I had bought the pumpykins at a local pumpkin patch, which has been there since time immemorial. Dressed as Miku Hinasaki for the day, my bf and I headed down with the intention of buying the best pumykins one can buy w/ $20. Its a shamefully expensive enterprise these days to buy a pumpkin, since farms can and will jack up the price based on "example" pumpkins at the check-out table. Our farm wasn't so bad, but suffice it to say we didn't get much back for change.
Note the pumpkin totem. I'm so great at these self-taking pics that look like they belong on Myspace. In the background, my bf looms like a revanant. lol
There was this tiny house there that had furniture by way of seats torn out of a van from the 70s. Comfy, but don't expect to even sit at normal height inside if you're taller than the average toddler.
Ok. The carving. One pumpkin was to have a face, the other, something video game related. Yes, I am a geek. That's why I'll be dressed as a Nintendo Wii console tomorrow. My teachers'll think I've gone mad. Above is the face, which has been lobotomized already with this tiny pumpkin scoop. I don't care what the manufacturers say; there's no damn way their 2-inch blade can carve through the tough hide that is a pumkin's outer walls. I had my father slice this bitch up with a carving knife. It was awsome.
I dunno if I've ever said anything about pumpkin guts, but they are the most disgusting things ever created, and I've dissected minks in high school. Above is my hand displaying the grossness that is pumpkin pulp and seeds.
How anyone could think that seeds floating in pumpkin innards could be tasty in any shape or form is beyond me. The real thing doesn't smell anything like the artifical stuff they jam into candles and the such. It smells exactly what you'd think pumpkin vomit smells like. Its a nauseating feeling that one can get from too many spins on Fiddler's Fling at Great America (which has a different name that I'm too lazy to look up) You know that filling they put in the pie? That stuffs actually the whiter sides of the inside of the pumpkin, not the slime that hangs like snot from every direction of the fruit. The pulp shit? That's only used for defacing property. That's why God made it that way.

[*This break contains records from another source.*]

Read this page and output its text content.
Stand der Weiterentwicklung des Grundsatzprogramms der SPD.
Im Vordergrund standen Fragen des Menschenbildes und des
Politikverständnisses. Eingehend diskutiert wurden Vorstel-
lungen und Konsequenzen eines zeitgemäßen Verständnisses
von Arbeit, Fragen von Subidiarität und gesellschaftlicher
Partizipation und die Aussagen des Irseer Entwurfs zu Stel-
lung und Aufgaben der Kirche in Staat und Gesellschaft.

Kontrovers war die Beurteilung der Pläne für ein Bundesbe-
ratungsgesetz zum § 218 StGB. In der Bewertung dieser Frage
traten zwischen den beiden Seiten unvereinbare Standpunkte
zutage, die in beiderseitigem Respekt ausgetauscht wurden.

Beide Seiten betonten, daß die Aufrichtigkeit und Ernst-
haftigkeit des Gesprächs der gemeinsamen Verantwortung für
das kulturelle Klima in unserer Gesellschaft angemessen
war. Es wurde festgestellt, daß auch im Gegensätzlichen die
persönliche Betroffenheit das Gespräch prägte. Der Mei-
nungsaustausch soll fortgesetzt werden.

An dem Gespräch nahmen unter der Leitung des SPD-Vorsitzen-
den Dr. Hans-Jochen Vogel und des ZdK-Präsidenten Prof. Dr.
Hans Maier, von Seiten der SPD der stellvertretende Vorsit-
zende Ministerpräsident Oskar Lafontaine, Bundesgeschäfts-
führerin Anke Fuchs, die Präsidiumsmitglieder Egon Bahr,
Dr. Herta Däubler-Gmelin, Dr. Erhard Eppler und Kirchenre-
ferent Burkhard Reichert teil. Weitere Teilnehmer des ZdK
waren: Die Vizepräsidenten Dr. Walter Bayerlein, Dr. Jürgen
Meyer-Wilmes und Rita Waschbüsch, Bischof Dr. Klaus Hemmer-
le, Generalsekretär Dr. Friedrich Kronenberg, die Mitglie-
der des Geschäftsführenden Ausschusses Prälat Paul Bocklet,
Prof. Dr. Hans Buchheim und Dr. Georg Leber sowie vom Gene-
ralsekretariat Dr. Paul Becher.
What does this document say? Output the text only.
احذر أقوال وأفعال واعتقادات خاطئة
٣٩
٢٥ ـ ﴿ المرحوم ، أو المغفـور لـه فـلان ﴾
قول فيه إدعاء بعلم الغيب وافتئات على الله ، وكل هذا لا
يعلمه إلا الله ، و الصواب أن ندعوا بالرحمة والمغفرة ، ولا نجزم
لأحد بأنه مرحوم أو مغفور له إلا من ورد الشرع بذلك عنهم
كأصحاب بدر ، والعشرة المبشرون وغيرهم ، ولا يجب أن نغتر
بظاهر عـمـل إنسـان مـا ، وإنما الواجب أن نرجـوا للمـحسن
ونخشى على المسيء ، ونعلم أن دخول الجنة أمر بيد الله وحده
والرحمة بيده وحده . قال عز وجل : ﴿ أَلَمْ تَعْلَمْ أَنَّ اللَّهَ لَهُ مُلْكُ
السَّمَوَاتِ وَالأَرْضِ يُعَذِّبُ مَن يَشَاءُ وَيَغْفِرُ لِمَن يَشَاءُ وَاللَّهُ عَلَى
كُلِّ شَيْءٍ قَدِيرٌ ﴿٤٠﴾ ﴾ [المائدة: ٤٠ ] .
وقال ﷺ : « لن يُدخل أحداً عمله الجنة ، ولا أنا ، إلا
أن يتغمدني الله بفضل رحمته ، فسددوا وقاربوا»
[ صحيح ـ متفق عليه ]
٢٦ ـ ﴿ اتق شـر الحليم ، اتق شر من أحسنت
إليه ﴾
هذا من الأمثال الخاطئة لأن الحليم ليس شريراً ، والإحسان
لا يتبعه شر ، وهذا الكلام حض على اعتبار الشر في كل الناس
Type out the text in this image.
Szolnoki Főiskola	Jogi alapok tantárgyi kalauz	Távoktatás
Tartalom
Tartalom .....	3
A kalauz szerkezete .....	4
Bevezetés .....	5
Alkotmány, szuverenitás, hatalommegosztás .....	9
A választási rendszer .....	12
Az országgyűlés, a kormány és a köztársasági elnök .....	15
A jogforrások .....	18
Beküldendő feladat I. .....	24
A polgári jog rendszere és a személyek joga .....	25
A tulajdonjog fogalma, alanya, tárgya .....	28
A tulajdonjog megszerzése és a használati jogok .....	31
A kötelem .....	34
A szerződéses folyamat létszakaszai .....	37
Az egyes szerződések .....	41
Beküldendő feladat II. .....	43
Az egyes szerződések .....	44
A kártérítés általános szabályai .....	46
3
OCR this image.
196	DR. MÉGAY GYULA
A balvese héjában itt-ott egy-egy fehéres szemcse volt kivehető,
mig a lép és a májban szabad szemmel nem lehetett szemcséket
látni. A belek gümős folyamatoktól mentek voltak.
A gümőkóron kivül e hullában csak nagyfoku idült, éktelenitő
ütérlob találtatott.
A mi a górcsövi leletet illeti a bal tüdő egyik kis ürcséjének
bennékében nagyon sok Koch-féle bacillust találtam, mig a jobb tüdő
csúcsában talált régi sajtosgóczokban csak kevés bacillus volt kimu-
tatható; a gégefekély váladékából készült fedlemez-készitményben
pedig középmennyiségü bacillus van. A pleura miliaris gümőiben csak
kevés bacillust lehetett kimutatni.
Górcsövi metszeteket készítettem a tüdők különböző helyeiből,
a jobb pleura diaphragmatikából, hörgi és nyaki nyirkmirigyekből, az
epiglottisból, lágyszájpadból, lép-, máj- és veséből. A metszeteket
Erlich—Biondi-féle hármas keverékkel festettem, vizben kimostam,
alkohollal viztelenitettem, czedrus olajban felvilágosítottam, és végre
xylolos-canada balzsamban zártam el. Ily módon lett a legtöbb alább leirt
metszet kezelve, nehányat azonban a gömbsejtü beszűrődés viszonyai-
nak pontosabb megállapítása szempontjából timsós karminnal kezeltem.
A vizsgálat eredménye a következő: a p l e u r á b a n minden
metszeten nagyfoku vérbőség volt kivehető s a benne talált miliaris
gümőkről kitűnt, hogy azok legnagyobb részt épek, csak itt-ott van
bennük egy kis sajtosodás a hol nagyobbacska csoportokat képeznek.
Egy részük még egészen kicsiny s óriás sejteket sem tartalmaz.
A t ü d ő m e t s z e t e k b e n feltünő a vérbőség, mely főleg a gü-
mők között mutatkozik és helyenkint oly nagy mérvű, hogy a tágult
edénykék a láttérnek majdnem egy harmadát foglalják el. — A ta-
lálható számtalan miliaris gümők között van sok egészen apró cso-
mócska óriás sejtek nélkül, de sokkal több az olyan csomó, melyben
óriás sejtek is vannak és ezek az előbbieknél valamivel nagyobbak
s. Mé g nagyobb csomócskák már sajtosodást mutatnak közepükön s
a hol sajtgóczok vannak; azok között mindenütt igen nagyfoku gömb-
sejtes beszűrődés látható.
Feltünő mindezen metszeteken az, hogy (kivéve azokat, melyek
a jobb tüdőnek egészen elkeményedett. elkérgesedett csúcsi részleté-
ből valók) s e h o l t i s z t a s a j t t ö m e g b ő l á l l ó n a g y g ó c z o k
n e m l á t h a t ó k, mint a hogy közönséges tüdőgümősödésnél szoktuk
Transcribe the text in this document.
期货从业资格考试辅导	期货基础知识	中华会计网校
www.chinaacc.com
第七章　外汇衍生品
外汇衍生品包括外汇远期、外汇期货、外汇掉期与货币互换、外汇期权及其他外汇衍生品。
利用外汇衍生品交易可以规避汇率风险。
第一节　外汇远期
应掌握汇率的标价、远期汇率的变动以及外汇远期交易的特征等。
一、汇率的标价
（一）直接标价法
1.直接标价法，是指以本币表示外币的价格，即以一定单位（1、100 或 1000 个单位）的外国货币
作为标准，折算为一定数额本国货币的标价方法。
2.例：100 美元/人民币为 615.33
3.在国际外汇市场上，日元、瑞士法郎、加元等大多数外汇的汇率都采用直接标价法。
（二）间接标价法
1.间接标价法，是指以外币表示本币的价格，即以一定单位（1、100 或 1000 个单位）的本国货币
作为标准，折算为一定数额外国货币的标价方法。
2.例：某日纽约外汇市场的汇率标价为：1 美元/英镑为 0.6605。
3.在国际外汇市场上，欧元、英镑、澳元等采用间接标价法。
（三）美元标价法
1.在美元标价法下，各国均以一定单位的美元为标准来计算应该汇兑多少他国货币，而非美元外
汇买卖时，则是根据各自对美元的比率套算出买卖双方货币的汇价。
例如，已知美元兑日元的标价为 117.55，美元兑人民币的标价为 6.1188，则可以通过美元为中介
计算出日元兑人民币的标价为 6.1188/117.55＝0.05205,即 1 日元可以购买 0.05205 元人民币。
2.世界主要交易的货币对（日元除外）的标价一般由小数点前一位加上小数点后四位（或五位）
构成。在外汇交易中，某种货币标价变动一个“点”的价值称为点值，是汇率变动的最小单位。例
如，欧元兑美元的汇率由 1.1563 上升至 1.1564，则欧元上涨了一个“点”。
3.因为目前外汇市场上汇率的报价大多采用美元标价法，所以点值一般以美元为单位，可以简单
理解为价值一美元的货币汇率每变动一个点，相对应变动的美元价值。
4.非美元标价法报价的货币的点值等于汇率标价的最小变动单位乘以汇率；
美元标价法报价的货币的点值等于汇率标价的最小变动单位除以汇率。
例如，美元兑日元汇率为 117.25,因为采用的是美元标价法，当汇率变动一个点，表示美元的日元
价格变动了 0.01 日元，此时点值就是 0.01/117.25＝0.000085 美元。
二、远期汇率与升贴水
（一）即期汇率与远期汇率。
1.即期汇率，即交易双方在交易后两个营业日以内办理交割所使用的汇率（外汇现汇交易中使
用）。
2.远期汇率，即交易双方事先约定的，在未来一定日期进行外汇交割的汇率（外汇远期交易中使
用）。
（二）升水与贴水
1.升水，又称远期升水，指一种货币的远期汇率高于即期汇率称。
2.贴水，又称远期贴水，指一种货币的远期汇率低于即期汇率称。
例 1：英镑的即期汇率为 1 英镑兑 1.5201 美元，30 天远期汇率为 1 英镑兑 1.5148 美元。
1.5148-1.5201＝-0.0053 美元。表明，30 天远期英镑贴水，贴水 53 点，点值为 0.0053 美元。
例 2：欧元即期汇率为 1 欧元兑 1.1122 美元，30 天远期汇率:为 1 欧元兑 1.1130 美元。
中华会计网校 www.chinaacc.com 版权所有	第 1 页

I don't have a pic of the face (I'll post it tomorrow, if I'm lucky), but here's the Mario mushroom I made plans for. It took a little thinking to get it to not fall apart when cutting the shit out of the pumpkin.
Lites off. Its ok....
Once the lights all go off, its not so bad, but I have definently seen better (I saw a Pyramid Head pumpkin I'm so gonna marry). Its cute. I can't wait to hand out candy with that sucker on my porch while I'm dressed like Wii-tan. I'll try to have something up by tomorrow, a video or something, but in case I'm super late:
HAPPY HALLOWEEN LUNIES!
Now...to go paint my comp...O_o
*Pumpkin guts are disgusting, Lunies*
Labels: Halloween Countdown, jack-o-lanterns, pumpkins
1 Comments:
Ok so I know I'm a few months late on this one but that punkin rocks! And yes pumpkin guts are the nastiest things ever! I love to carve the pumpkins but I hate to gut them.